Additionally, each of the stars' six sides also symbolize something. The first represents virtues: religion, education, aesthetics, justice, beneficence, and civic pride. The second represents the flags that have flown over the area: France, Great Britain, Virginia, the Northwest Territory, Indiana Territory, and Illinois. The third, bragging rights: World's Third Largest City, Chicago's Latin Motto (Urbs in horto — City in a garden), Chicago's "I Will" Motto, Great Central Marketplace, Wonder City, and Convention City. The fourth: transportation, labor, commerce, finance, populousness, and salubrity. Yeah, we're not sure what salubrity is either....

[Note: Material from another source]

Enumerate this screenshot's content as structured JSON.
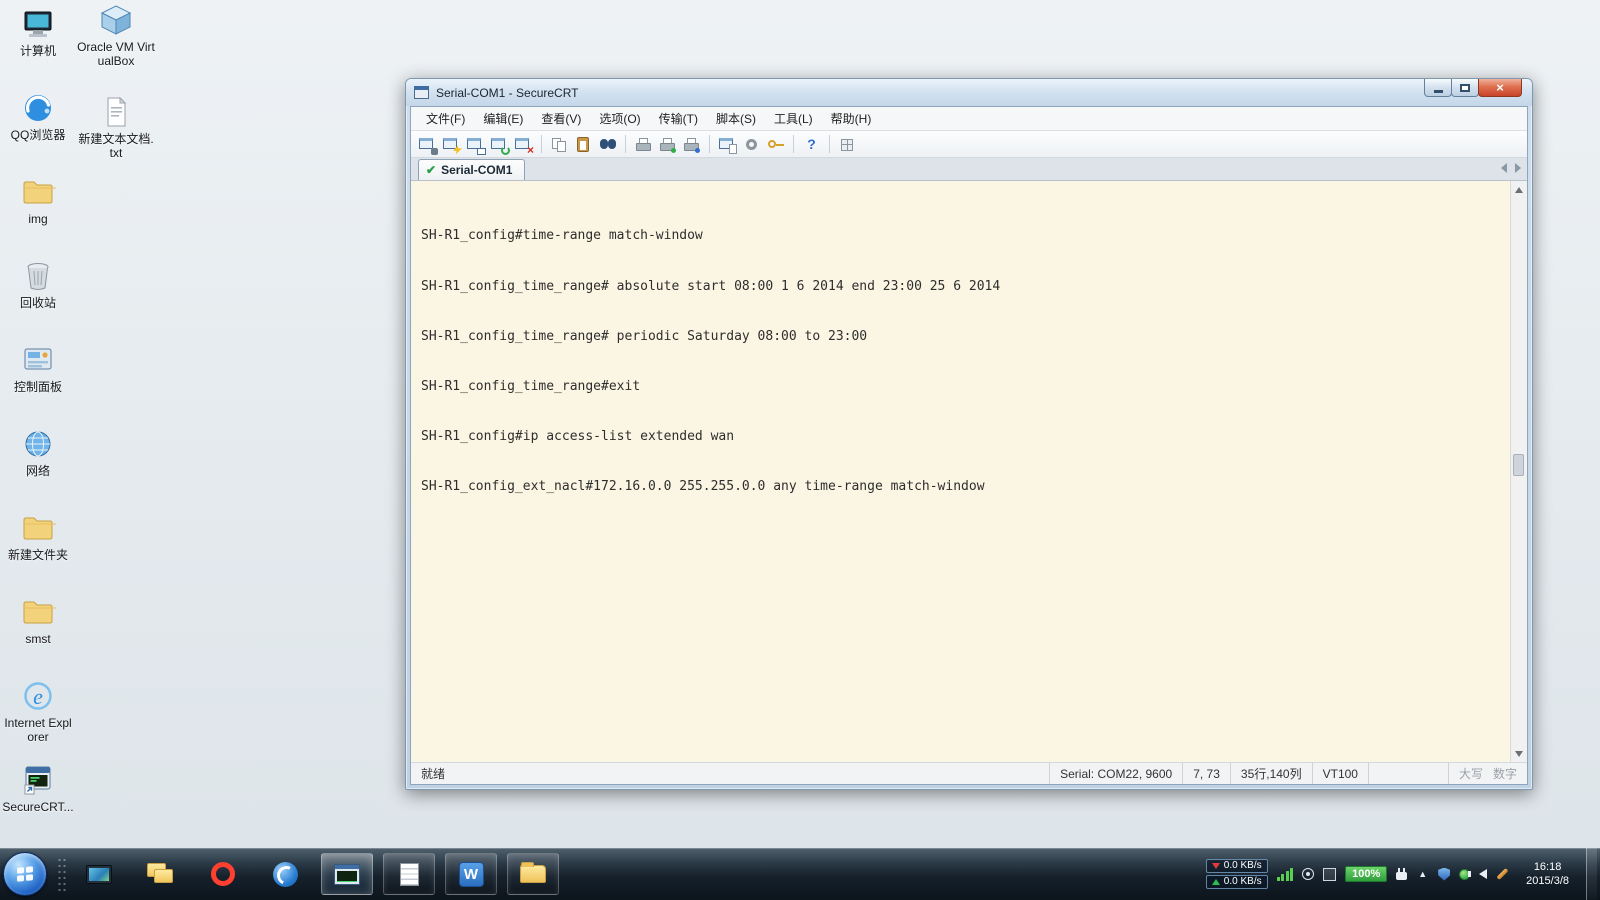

2007_04_news_5star_chicago.jpgWith the possibility that Chicago might host the 2016 Olympics, the question was posed as to whether Chicago would add a fifth star to the flag to commemorate such an occasion? While we haven't had the time to hound City Hall yet to try for a definitive answer, we don't think we'd be going out on a limb to think that such an event would be at least on par with the Columbian Expo or the Century of Progress, thus deserving of its own star.

Twice before, the flag had seen its number of stars grow, so the city's flag is a living flag. When first unveiled in 1917, the city's flag included just two stars — the ones representing the Century of Progress and the Fort Dearborn Massacre were added in 1933 and 1939 respectively.

Would that forever alter the flag as we know it? The one ranked the second most popular flag, according to the North American Vexillological Association? Adding a fifth star wouldn't really change the overall design that we've all come to know and love any more than adding the last two stars to the Stars and Stripes for Hawaii and Alaska.

We would also have fun choosing what the six points on the newest star would represent. Since the star's already sports-related, we'd suggest: White Sox, Cubs, Bulls, Blackhawks, Bears and ... well, how about Ditka?

Of most real consideration, however, would be the new flag's roll out. Countless flags across the city, from flagpoles, to police car decals, to letterhead and brochures would need to change. Would they do it all at once, or gradually? This would all be at taxpayers' expense, of course — but at what cost? And don't forget our friends at Gapers Block, who would need to update their logo, too!

Of course, all of this becomes moot if Chicago doesn't win the 2016 games anyway. When we're awarded the games, we promise to walk the corridors of City Hall until we find out just who is in charge of the flag.